Place publique de Rome
TITUS, MARCUS père, le jeune LUCIUS ET autres Romains tenant des arcs; Titus porte les flèches, lesquelles ont des lettres à leurs pointes

TITUS. – Viens, Marcus, viens. – Cousins, voici le chemin. – Allons, mon enfant, – voyons ton adresse à tirer. Vraiment, tu ne manques pas le but, et la flèche y arrive tout droit. Terras Astræa reliquit 22. – Rappelez-vous bien, Marcus. – Elle est partie, elle est partie. – Monsieur, voyez à vos outils. – Vous, mes cousins, vous irez sonder l'Océan, et vous jetterez vos filets; peut-être trouverez-vous la justice au fond de la mer; et cependant il y en a aussi peu sur mer que sur terre. – Non, Publius et Sempronius, il faut que vous fassiez cela; c'est vous qui devez creuser avec la bêche et la pioche, et percer le centre le plus reculé de la terre; et lorsque vous serez arrivés au royaume de Pluton, je vous prie, présentez-lui cette requête: dites-lui que c'est pour demander justice et implorer son secours; et que c'est de la part du vieil Andronicus, accablé de chagrins dans l'ingrate Rome. – Ah! Rome! – Oui, oui, j'ai fait ton malheur le jour que j'ai réuni les suffrages du peuple sur celui qui me tyrannise ainsi. – Allez, partez, et je vous prie, soyez tous bien attentifs, et ne laissez pas passer un seul vaisseau de guerre sans y faire une exacte recherche; ce méchant empereur pourrait bien l'avoir embarquée pour l'écarter d'ici, et alors, cousins, nous pourrions appeler en vain la Justice.
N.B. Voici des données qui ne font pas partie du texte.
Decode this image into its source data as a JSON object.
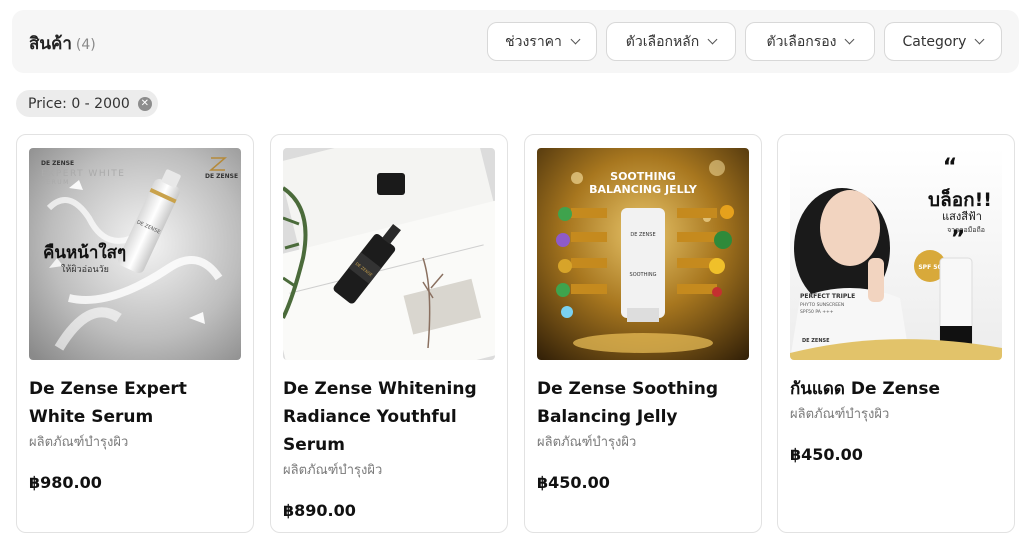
{
  "header": {
    "title": "สินค้า",
    "count": "(4)"
  },
  "filters": [
    {
      "label": "ช่วงราคา"
    },
    {
      "label": "ตัวเลือกหลัก"
    },
    {
      "label": "ตัวเลือกรอง"
    },
    {
      "label": "Category"
    }
  ],
  "active_filter": {
    "label": "Price: 0 - 2000",
    "remove_icon": "close-circle-icon"
  },
  "products": [
    {
      "name": "De Zense Expert White Serum",
      "category": "ผลิตภัณฑ์บำรุงผิว",
      "price": "฿980.00",
      "image": {
        "brand": "DE ZENSE",
        "line": "EXPERT WHITE",
        "sub": "SERUM",
        "headline": "คืนหน้าใสๆ",
        "subline": "ให้ผิวอ่อนวัย"
      }
    },
    {
      "name": "De Zense Whitening Radiance Youthful Serum",
      "category": "ผลิตภัณฑ์บำรุงผิว",
      "price": "฿890.00",
      "image": {}
    },
    {
      "name": "De Zense Soothing Balancing Jelly",
      "category": "ผลิตภัณฑ์บำรุงผิว",
      "price": "฿450.00",
      "image": {
        "title1": "SOOTHING",
        "title2": "BALANCING JELLY",
        "tube_brand": "DE ZENSE",
        "tube_label": "SOOTHING"
      }
    },
    {
      "name": "กันแดด De Zense",
      "category": "ผลิตภัณฑ์บำรุงผิว",
      "price": "฿450.00",
      "image": {
        "headline": "บล็อก!!",
        "subline": "แสงสีฟ้า",
        "subline2": "จากจอมือถือ",
        "spf": "SPF 50",
        "tag1": "PERFECT TRIPLE",
        "tag2": "PHYTO SUNSCREEN",
        "tag3": "SPF50 PA +++",
        "brand": "DE ZENSE"
      }
    }
  ]
}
MARCUS. – O Publius! n'est-il pas déplorable de voir ainsi ton digne oncle dans le délire?

PUBLIUS. – C'est pour cela qu'il nous importe beaucoup, seigneur, de ne pas le quitter, de veiller sur lui jour et nuit, et de traiter le plus doucement que nous pourrons sa folie, jusqu'à ce que le temps apporte quelque remède salutaire à son mal.

MARCUS. – Cousins, ses chagrins sont au-dessus de tous les remèdes. Joignons-nous aux Goths; et par une guerre vengeresse, punissons Rome de son ingratitude, et que la vengeance atteigne le traître Saturninus.

TITUS. – Eh bien, Publius? eh bien, messieurs, l'avez-vous rencontré?

PUBLIUS. – Non, seigneur; mais Pluton vous envoie dire que si vous voulez obtenir vengeance de l'enfer vous l'aurez. Quant à la Justice, elle est occupée, à ce qu'il croit, dans le ciel avec Jupiter, ou quelque part ailleurs; en sorte que vous êtes forcé d'attendre un peu.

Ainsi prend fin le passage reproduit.